Published 
Author  Professor Doug Powers

Prof. Doug Powers:

As long as you think your existence is who you think you are, there isn’t any answer to that—because who you think you are doesn’t have any purpose. 

Insofar as you think you are who you are—as in, your narrative, all the stories you make up about yourself, all the projections of what you think you want and whether you’re satisfying them or not, your dreams and images: “Okay, I’m accomplishing this amount, so I’m happy.” “I’m not accomplishing this amount, so I’m unhappy.” “I wish I had this and I hope I had that…” All of this is a completely hopeless and aimless existence.

I can’t help you with that. 

However, that isn’t actually what’s going on. 

That’s the problem. That whole thing that you think is going on, actually isn’t what’s going on. You’ve been fooled!

So from the time you were a little kid, you got fooled. You thought that what was going on was what everybody was telling you was going on—that there were things going on all around you all the time. You thought that there was something going on there that was actually going on. And so then you’ve been having to spend all your time trying to figure out how to make life work in relation to all this stuff that you learned about, which is supposedly what life is, from your childhood, your conditions, your family, television… Everything that’s been going on around you. But that entire construct of everything going on all around you is entirely made up from other people’s fantasies that they have. You’re trying, with your narrative, to make up some story that’ll work. But it’s doomed not to work because the things that you are trying to make work are completely a fantasy that everybody’s making up. Therefore, you feel aimless.

Actually if you don’t feel like you’re aimless or useless, then you’re even fooling yourself more, because that’s much more true than anything else. 

The fact that everything you think is going on isn’t actually going on in the way you think it’s going on is a real challenge. And if you continue down  the paths that are given for you to follow at this particular point in time, when you look at yourself honestly, you’ll see that you’re just kind of aimlessly wandering nowhere. And if you make up something about yourself according to which you’re not aimless, then you’re gonna end up stuck in some kind of a prison.
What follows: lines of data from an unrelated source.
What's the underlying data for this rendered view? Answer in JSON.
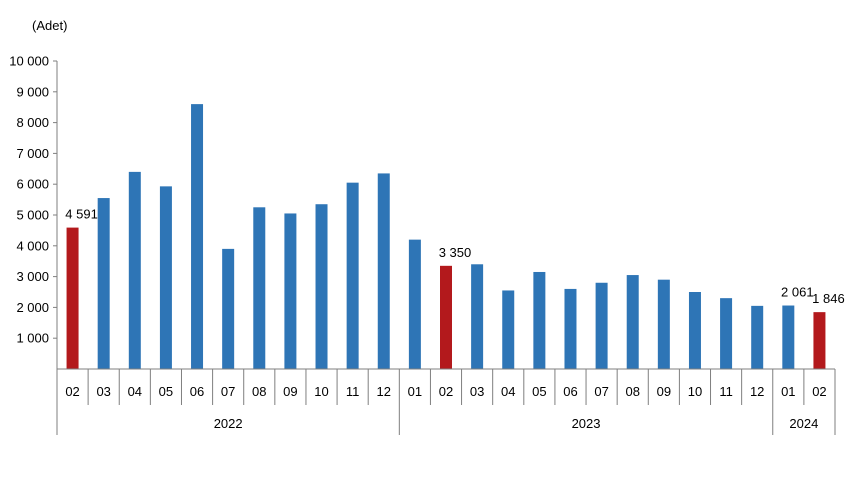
{
  "chart_data": {
    "type": "bar",
    "unit_label": "(Adet)",
    "y_ticks": [
      "1 000",
      "2 000",
      "3 000",
      "4 000",
      "5 000",
      "6 000",
      "7 000",
      "8 000",
      "9 000",
      "10 000"
    ],
    "ylim": [
      0,
      10000
    ],
    "grid": false,
    "x": [
      {
        "month": "02",
        "year": "2022",
        "value": 4591,
        "label": "4 591",
        "highlight": true
      },
      {
        "month": "03",
        "year": "2022",
        "value": 5550
      },
      {
        "month": "04",
        "year": "2022",
        "value": 6400
      },
      {
        "month": "05",
        "year": "2022",
        "value": 5930
      },
      {
        "month": "06",
        "year": "2022",
        "value": 8600
      },
      {
        "month": "07",
        "year": "2022",
        "value": 3900
      },
      {
        "month": "08",
        "year": "2022",
        "value": 5250
      },
      {
        "month": "09",
        "year": "2022",
        "value": 5050
      },
      {
        "month": "10",
        "year": "2022",
        "value": 5350
      },
      {
        "month": "11",
        "year": "2022",
        "value": 6050
      },
      {
        "month": "12",
        "year": "2022",
        "value": 6350
      },
      {
        "month": "01",
        "year": "2023",
        "value": 4200
      },
      {
        "month": "02",
        "year": "2023",
        "value": 3350,
        "label": "3 350",
        "highlight": true
      },
      {
        "month": "03",
        "year": "2023",
        "value": 3400
      },
      {
        "month": "04",
        "year": "2023",
        "value": 2550
      },
      {
        "month": "05",
        "year": "2023",
        "value": 3150
      },
      {
        "month": "06",
        "year": "2023",
        "value": 2600
      },
      {
        "month": "07",
        "year": "2023",
        "value": 2800
      },
      {
        "month": "08",
        "year": "2023",
        "value": 3050
      },
      {
        "month": "09",
        "year": "2023",
        "value": 2900
      },
      {
        "month": "10",
        "year": "2023",
        "value": 2500
      },
      {
        "month": "11",
        "year": "2023",
        "value": 2300
      },
      {
        "month": "12",
        "year": "2023",
        "value": 2050
      },
      {
        "month": "01",
        "year": "2024",
        "value": 2061,
        "label": "2 061"
      },
      {
        "month": "02",
        "year": "2024",
        "value": 1846,
        "label": "1 846",
        "highlight": true
      }
    ],
    "years": [
      "2022",
      "2023",
      "2024"
    ],
    "colors": {
      "default": "#2e75b6",
      "highlight": "#b3191c"
    }
  }
}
Right now the choice is between this aimless wandering and being stuck in a prison. So in order to not be stuck with those two choices, there has to be another way of experiencing, another way of reflecting on your experience that opens up the door to something that’s more spontaneous, something that you can be comfortable with: the background of what’s going on before all these patterns—emotional patterns, thought patterns, cultural patterns, impulsive patterns—have embedded themselves in your consciousness. You have to find the freedom of mind before those things become so compelling. 

That requires a lot of open space. A lot of mental open space. 

 

Questioner:

How exactly does this freedom address the feeling of aimlessness?

 

Prof. Doug Powers:

If you’re able to engage in that kind of freedom of mind, the aimlessness completely disappears. Because ultimately, when you use consciousness in the way in which it was designed to function in a profound sense, it will actually experience every moment as incredibly meaningful, incredibly interconnected, and incredibly profound.

Every moment is a kind of awe-inspiring moment of existence.

But by getting caught within certain limiting frames of evaluation and thinking about things from the point of view of a limited story or narrative, you cut off this awareness. The awareness, the consciousness, cuts off the connection with the depth of itself and just lives on the surface of its interpretation of what it’s making up. And the problem is that what it makes up can be very compelling. Once it gets made up, and you buy into it, and you attach to it, it becomes so compelling that it’s very difficult to see out of it. And once you’ve bought into it, then that sense of being a consciousness that’s caught up in a narrative feels, if you honestly reflect on it, like just wandering aimlessly and meaninglessly. 

 

Questioner:

I do experience this kind of aimless feeling, but I don’t really want to give it up. I can tell it’s not working, but there’s still a barrier that stops me from being open to something else.

 

Prof. Doug Powers:

It’s not the aimlessness that you’re not willing to give up, it’s the sense of the narrative, or self, or whatever you want to call it. The sense of interpretation, or the imaginative world that you live in. You don’t want to give that up. So even if it feels like it’s not satisfying, you’re afraid to give it up. Because you’re just gonna fall into empty space. That seems to be the totality of reality and you feel like if you give that up, you’d be giving everything up.

The really difficult thing about trying to do anything about this is that it feels extremely risky, extremely vulnerable.

Jumping out of this story that you’re telling yourself, the narrative, the self that you’re creating, feels like jumping out of a plane with no parachute: Falling through empty space with no point of reference. People would rather stay in existence that is aimless and meaningless than take a jump.